John-Henry Gross was charged with all of those offenses, plus attempted murder as to me.
The madams of all four establishments were charged with participating in the prostitution of minors and with human trafficking.
North Carolina statutes state that an individual commits the offense of human trafficking by knowingly recruiting, enticing, harboring, transporting, providing, or obtaining by any means a person to be held in involuntary or sexual servitude.
If the person is a minor, that constitutes a class C felony. At forty years per offense times at least sixteen victims, the defendants were looking at 640 years just on the trafficking counts. No wonder they were all scrambling to make deals. Story and the madams were singing like canaries on crack.
Story was claiming ignorance of any knowledge of trafficking or prostitution. His lawyers were proposing full cooperation in return for a sentence not to exceed fifteen years. Mrs. Tarzec and the other madams were offering guilty pleas in exchange for maximum sentences of eight years.
Gross’s attorney had approached the DA about a plea to reduced charges. The DA wasn’t biting.
“Will any of the girls testify?” I asked.
Slidell snorted. “They’re so freaked they won’t even raise their eyeballs when I’m talking to them.”
“But Majerick is dead and Gross is behind bars.”
“The pigfucks kept them cowed by threatening harm to their families. Majerick made the rounds with your morgue shot of Ara and Majerick’s pic of D’Ostillo. Said if anyone tried to run or slack off they’d get the same.”
“Majerick was citizenjustice?”
“Ee-yuh. Smarmy little bastard was watching from a truck outside the taquería. He dimed Gross to report that D’Ostillo was talking to us. Gross ordered her taken out in a way that would impress.”
“D’Ostillo saw Majerick with Ara and the other girls.”
Slidell nodded glumly.
“More coffee?”
“You able to pour with that sledgehammer you got for a mitt?”
“Funny. Three sugars, right?”
I went to the kitchen, returned, and handed Slidell his refill.
“Did that bird just tell me to kiss its ass?”
Charlie was raised in a brothel, rescued by Ryan, and gifted to me following the raid. His was not your standard “pretty bird” repertoire. I didn’t feel up to explaining that to Slidell.
“Why kill Ara?” I asked, resuming my seat.
“Majerick was driving her to the joint in NoDa. The version he gave Story was that she jumped from the truck. Archer was shocked when he learned about the accident. After the fact, of course.”
“Of course.”
“Majerick was violent and had a hair-trigger temper. When the kid rebelled, he probably lost it and ran her down.”
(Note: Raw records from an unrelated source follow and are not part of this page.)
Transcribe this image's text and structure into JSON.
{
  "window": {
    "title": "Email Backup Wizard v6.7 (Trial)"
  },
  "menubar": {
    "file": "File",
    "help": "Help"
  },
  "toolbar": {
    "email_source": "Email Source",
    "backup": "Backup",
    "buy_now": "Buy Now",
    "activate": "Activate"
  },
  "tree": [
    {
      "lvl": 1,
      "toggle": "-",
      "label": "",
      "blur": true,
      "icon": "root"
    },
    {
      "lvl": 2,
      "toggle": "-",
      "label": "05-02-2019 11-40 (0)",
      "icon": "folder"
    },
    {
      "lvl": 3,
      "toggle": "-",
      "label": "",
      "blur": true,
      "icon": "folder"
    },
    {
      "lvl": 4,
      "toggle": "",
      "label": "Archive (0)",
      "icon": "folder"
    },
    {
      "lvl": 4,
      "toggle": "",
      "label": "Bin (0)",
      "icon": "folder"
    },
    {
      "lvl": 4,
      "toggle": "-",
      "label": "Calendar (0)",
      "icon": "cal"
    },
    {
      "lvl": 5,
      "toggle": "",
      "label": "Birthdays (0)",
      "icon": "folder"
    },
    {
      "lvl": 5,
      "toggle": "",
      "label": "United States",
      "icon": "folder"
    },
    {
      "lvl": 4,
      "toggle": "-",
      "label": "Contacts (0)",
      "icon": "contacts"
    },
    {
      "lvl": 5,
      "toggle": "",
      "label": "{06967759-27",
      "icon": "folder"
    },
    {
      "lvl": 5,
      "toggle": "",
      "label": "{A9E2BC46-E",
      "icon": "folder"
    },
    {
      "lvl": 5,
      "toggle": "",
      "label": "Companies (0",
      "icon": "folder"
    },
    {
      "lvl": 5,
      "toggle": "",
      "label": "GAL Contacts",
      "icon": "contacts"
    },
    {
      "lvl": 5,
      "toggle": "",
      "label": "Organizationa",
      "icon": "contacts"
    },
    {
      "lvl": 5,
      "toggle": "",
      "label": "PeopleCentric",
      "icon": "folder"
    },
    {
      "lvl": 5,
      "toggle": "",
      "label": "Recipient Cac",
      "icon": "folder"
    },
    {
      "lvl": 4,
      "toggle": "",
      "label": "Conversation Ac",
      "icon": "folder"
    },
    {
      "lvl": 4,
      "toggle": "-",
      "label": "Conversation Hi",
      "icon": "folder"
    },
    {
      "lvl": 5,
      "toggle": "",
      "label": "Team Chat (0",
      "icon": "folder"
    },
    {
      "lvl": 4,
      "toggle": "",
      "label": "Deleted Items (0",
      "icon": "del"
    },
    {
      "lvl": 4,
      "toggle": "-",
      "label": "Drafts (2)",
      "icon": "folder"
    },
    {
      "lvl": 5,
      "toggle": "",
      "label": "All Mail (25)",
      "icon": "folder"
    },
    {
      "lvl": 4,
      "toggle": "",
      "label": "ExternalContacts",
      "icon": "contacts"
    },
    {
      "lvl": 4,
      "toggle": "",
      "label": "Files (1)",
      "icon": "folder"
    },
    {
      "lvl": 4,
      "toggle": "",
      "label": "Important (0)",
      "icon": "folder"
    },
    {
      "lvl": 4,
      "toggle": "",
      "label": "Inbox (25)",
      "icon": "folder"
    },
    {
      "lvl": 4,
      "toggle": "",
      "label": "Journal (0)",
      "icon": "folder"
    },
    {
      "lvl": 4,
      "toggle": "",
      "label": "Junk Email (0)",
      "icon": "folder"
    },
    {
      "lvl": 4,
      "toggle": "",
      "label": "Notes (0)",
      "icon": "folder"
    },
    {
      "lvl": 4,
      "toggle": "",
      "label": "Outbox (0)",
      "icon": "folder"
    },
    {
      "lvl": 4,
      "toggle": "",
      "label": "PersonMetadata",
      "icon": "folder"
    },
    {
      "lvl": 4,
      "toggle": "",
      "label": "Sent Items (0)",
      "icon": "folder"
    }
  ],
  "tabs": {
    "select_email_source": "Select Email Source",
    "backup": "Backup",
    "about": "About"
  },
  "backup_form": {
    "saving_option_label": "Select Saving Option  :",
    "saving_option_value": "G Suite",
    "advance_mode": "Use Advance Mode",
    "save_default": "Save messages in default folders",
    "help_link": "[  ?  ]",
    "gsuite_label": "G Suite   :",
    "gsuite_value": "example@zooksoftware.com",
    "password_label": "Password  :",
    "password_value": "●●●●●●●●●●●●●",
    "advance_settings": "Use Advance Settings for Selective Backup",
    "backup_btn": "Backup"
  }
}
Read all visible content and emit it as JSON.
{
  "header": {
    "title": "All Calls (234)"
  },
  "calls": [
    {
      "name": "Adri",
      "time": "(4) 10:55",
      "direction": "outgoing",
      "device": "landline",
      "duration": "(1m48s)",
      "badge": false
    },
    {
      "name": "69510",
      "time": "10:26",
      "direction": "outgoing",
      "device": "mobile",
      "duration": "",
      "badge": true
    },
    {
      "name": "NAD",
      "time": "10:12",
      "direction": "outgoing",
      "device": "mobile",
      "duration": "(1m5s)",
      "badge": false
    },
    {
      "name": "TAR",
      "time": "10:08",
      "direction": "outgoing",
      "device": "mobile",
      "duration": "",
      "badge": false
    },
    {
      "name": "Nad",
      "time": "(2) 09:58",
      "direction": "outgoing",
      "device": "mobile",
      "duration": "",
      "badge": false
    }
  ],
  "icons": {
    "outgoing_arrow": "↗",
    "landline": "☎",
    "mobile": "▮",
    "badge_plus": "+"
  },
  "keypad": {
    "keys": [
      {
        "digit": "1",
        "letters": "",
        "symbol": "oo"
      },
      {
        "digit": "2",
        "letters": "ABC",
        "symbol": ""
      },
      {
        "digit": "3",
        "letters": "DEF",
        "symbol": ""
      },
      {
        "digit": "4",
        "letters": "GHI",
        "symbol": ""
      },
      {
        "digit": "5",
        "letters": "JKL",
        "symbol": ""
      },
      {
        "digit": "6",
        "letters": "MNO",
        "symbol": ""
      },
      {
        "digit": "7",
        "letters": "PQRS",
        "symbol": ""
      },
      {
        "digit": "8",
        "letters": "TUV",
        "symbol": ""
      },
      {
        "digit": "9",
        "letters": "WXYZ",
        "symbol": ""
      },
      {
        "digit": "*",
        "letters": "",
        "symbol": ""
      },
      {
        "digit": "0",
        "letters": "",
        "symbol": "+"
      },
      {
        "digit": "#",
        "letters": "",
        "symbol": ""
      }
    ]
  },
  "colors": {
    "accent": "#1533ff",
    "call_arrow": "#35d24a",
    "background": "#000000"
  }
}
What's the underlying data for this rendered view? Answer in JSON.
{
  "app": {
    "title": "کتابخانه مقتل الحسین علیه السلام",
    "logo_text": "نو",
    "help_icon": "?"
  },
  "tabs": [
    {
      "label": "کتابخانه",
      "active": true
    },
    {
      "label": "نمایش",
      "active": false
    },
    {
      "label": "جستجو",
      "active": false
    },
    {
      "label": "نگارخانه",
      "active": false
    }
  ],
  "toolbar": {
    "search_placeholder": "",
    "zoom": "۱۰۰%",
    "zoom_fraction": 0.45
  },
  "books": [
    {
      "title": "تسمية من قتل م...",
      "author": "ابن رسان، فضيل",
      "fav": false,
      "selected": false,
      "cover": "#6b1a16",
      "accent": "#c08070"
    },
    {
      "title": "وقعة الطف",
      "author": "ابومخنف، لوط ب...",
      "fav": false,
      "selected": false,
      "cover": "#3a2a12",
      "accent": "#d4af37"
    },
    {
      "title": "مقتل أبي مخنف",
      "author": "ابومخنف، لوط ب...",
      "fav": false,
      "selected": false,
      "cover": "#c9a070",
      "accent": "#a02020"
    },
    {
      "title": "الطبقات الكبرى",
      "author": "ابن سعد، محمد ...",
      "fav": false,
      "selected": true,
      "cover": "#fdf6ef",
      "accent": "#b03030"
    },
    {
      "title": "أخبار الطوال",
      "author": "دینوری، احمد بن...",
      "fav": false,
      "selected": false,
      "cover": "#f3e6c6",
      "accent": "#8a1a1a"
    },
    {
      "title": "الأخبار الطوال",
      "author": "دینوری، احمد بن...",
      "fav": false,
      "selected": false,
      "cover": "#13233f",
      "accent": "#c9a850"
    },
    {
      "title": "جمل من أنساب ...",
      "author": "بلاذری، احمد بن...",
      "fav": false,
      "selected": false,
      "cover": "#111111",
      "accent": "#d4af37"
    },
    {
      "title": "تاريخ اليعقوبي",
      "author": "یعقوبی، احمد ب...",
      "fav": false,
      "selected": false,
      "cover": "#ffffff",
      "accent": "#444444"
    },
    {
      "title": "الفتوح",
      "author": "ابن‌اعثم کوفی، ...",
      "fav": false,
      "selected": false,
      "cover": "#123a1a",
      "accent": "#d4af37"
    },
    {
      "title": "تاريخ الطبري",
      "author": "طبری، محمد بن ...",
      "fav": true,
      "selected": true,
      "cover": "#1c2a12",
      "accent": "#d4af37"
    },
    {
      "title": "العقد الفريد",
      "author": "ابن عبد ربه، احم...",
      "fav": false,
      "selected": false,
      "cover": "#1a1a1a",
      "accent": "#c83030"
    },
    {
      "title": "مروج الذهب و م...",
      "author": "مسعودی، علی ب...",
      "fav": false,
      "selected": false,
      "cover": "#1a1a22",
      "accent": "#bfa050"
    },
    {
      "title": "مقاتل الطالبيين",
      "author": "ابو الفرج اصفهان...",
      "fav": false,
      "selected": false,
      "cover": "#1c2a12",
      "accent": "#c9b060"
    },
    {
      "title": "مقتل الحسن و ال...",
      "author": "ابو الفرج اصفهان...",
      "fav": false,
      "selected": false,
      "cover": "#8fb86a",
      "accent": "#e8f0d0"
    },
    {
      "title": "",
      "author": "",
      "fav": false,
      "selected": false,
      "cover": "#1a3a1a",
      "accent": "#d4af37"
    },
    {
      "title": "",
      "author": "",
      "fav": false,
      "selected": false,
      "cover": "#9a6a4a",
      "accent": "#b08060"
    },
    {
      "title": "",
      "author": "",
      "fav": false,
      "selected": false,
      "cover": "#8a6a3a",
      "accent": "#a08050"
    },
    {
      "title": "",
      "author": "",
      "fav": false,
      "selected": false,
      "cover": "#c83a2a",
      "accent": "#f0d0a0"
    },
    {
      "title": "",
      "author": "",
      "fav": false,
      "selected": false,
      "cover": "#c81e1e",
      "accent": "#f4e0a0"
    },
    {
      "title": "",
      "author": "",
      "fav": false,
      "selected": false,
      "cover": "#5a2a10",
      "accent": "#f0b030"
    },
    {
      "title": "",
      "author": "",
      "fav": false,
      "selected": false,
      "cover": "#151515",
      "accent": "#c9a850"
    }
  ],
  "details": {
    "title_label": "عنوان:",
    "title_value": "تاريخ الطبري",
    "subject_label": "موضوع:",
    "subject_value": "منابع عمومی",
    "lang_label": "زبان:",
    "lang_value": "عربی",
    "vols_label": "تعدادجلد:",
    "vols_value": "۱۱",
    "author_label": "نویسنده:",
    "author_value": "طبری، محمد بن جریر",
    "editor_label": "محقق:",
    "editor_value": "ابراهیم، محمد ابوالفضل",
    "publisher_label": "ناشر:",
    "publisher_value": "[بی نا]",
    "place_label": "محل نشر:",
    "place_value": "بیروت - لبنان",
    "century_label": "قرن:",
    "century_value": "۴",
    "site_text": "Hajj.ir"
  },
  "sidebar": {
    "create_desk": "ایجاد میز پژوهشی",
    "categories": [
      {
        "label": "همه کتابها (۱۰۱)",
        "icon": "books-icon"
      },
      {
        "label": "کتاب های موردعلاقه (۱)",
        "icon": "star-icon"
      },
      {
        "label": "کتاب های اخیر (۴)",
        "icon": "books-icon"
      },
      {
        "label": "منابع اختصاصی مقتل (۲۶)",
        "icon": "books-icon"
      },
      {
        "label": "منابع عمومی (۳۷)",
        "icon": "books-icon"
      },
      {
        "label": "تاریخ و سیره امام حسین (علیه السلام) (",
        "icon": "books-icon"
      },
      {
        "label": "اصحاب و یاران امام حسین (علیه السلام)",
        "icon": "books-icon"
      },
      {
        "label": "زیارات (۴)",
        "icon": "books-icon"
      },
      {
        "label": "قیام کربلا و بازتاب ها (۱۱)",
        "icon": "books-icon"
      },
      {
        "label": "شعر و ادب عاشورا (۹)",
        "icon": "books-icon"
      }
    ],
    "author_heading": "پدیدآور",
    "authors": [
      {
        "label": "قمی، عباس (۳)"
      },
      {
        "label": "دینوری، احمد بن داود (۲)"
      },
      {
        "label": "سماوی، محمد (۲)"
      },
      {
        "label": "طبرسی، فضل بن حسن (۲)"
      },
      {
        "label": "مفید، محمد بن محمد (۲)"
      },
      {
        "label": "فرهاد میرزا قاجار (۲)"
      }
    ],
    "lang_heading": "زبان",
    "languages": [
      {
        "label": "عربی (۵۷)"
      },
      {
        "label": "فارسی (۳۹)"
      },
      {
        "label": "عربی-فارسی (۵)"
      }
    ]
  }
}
I pictured an imp in a group of six, holding mischievous fingers above her friend’s head. Knew it was true. Knew Ara had possessed the spirit to resist.
“And the monster just left her there.”
“Majerick told Story there was too much traffic to collect the body without being seen. And no chance he’d take her to a hospital, anyway.”
I recalled the empty stretch on which Ara had died. Felt tears start to form. Slidell’s question brought me back from the brink.